Materials and Methods

Experimental design

A cross-sectional experimental study was carried out in the operation room of Hospital Santa Rita do complexo Santa Casa de Porto Alegre from August 15, 2019, to April 15, 2020 with a total of 31 aerosolizations. PIPAC applications were simulated in a negative pressure operating room with unidirectional (laminar) airflow ventilation and open sealing doors to analyze contamination in the operating room corridor. The first stage of validation of the methodology was under analysis, 10 aerosolization tests were carried out simulating different levels of leakage to assess the contamination scenarios. The first scenario was the simulation of leakage keeping the trocar’s luer lock open throughout the procedure. In this scenario, the contamination was hard to measure. The second scenario was the aerosolization 20 cm above the center of the operating table in a 10-liter open container. The third model was free aerosolization 20 cm above the center of the operating table (Figure 1). After assessing the first 10 applications, the scenario that proved to be most suitable for the purpose was scenario 3 during all procedures, no contamination control method was used. This study was submitted to the Ethics Committee, however, it was exempt from analysis because it is an experimental study that does not involve living beings or toxic substances.

Aerosolization procedure

The following equipment was used: BhioQAP registered at the Agência Nacional de Vigilância Sanitária (ANVISA) under No. 80381210072 and IV contrast injection system with remote actuation (Empower CTA-Bracco). The aerosolized equipment was kept in the center and 20 cm above the operating table with the aid of a mechanical arm that supported the system (Figure 1).

Figure 1: A: Aerosolization with open Luer lock; B: Superior container open; C: Free

The assessment of environmental contamination during the PIPAC procedure was performed using a 1% aqueous solution of caffeine (Sigma-Aldrich^®). This substance was specifically chosen because caffeine has low toxicity and is easy to detect. Some physical and chemical characteristics of caffeine are described in Table 1.

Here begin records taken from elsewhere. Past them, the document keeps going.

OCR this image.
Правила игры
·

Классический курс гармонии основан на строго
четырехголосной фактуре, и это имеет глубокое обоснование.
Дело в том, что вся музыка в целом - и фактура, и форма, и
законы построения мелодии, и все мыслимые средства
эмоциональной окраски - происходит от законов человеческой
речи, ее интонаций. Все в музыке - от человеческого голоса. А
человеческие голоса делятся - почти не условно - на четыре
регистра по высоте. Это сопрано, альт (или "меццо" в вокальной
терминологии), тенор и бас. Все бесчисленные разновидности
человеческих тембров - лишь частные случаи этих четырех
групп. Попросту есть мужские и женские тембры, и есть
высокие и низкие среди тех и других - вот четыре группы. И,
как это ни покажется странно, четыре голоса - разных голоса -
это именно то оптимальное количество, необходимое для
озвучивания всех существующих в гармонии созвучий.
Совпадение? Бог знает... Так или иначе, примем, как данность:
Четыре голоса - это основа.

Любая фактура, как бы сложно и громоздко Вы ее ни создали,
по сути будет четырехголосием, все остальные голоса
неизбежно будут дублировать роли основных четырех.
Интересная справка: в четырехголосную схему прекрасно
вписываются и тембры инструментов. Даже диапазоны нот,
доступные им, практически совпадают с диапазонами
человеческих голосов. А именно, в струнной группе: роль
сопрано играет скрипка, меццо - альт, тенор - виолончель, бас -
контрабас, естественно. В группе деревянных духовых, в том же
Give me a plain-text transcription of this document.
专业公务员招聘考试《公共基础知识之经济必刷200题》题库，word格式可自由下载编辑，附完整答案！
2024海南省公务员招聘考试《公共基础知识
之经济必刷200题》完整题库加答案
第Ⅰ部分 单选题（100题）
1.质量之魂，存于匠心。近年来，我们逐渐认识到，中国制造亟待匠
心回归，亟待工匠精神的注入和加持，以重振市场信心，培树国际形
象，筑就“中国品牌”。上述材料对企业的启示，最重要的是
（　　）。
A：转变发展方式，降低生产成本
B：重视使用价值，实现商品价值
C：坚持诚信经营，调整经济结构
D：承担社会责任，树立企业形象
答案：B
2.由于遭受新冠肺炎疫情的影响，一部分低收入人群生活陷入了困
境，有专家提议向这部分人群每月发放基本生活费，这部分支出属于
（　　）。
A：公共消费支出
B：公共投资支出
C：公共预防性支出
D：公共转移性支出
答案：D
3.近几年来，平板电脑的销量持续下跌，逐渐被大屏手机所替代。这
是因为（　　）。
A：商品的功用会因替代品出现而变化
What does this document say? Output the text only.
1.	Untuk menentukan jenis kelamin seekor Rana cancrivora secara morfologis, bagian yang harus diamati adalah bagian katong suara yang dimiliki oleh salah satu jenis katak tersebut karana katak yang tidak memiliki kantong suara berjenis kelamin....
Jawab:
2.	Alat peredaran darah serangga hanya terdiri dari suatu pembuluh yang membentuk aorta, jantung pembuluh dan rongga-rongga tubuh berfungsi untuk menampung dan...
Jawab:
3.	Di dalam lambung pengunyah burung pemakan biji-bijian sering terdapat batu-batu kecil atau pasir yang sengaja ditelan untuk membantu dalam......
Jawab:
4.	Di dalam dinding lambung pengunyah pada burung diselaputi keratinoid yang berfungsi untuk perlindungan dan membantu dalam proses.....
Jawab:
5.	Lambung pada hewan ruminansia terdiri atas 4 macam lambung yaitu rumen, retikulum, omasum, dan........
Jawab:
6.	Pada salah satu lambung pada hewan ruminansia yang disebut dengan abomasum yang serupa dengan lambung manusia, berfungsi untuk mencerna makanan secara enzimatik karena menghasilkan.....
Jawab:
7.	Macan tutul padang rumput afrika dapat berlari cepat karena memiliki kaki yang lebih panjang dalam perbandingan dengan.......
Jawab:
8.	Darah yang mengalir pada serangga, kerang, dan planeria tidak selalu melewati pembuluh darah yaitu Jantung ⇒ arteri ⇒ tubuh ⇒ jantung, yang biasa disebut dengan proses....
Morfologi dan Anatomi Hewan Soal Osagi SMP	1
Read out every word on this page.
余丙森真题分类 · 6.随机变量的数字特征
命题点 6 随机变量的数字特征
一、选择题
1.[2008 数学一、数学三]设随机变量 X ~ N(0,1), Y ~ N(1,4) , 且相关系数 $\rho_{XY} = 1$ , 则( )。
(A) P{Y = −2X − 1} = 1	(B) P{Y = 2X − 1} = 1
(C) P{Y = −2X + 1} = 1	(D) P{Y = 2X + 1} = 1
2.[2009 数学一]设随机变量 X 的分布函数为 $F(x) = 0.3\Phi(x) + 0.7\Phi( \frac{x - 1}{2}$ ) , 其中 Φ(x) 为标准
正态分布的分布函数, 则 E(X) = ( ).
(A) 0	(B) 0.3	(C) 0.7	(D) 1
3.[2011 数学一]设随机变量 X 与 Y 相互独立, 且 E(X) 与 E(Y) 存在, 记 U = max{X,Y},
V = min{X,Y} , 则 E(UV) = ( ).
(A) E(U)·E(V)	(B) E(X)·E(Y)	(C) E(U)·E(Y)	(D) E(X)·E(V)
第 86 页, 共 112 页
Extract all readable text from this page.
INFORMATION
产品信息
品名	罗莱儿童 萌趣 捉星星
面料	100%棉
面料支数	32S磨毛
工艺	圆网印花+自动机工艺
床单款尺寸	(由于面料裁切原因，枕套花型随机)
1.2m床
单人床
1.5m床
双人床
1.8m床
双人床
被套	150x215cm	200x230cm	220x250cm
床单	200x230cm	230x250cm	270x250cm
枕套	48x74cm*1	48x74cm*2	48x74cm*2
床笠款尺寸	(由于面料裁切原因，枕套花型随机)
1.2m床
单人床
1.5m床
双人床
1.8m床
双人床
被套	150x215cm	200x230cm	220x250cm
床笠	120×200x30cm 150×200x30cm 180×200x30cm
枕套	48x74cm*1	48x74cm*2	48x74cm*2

Parameter described	Substance-caffeine
Formula
Molecular weight	194.19 g/mol
Water solubility	20 g/L (20°C)
Application concentration	10 mg/mL=10 g/L=1.0%

Table 1: Physical and chemical characteristics of caffeine

The injector (Empower CTA-Bracco) was configured to apply the fixed volume for each 200 ml application. The injection equipment was always programmed with fixed infusion parameters of 3.0 ml/s with a maximum pressure of 200 to 300 PSI. The injection equipment adjusts the infusion flow to keep the pressure below 300 PSI. The average injection variation was 0.6 ml/s ± 0.2 ml/s. All injections were carried out without locking the injection equipment or changing the parameters described.

Cellulose nitrate membranes (8.00 µm pores and 47 mm diameter/UNIFIL^®) were used to capture the caffeine concentration in different parts of the operating room for 5 fixed time periods of exposure. The membrane exposure times after the start of aerosolization were 2, 5, 15 and 30 minutes. The 5th exposure period of the cellulose membrane was started 30 minutes after the beginning of the aerosolization up to 35 minutes. The time was chosen based on critical periods in the aerosolization process.

Time 2 min is related to average of half the aerosolization time. Time 5 min regards the end of aerosolization in the vast majority of applications. Time 15 min relates to half the PIPAC procedure time in clinical practice. Time 30 min is related to the end of the proposed procedure in clinical practice. The time between 30-35 mins relates to the end of PIPAC procedure and entry of the assistant team in the surgical environment. The areas of interest for determining the contamination were established at 6 points. The determination of these points was chosen according to the occupational risk of healthcare professionals or by the places which has high risk of environmental contamination (Figure 2). The sites chosen for data collection, representing the following positions during PIPAC procedure: (1) patient, (2) surgeon site, (3) anesthetist site, (4) below the injection site near the injector, (5) at the airflow outlet (which remained turned off during the procedure) and (6) under the operating room door frame.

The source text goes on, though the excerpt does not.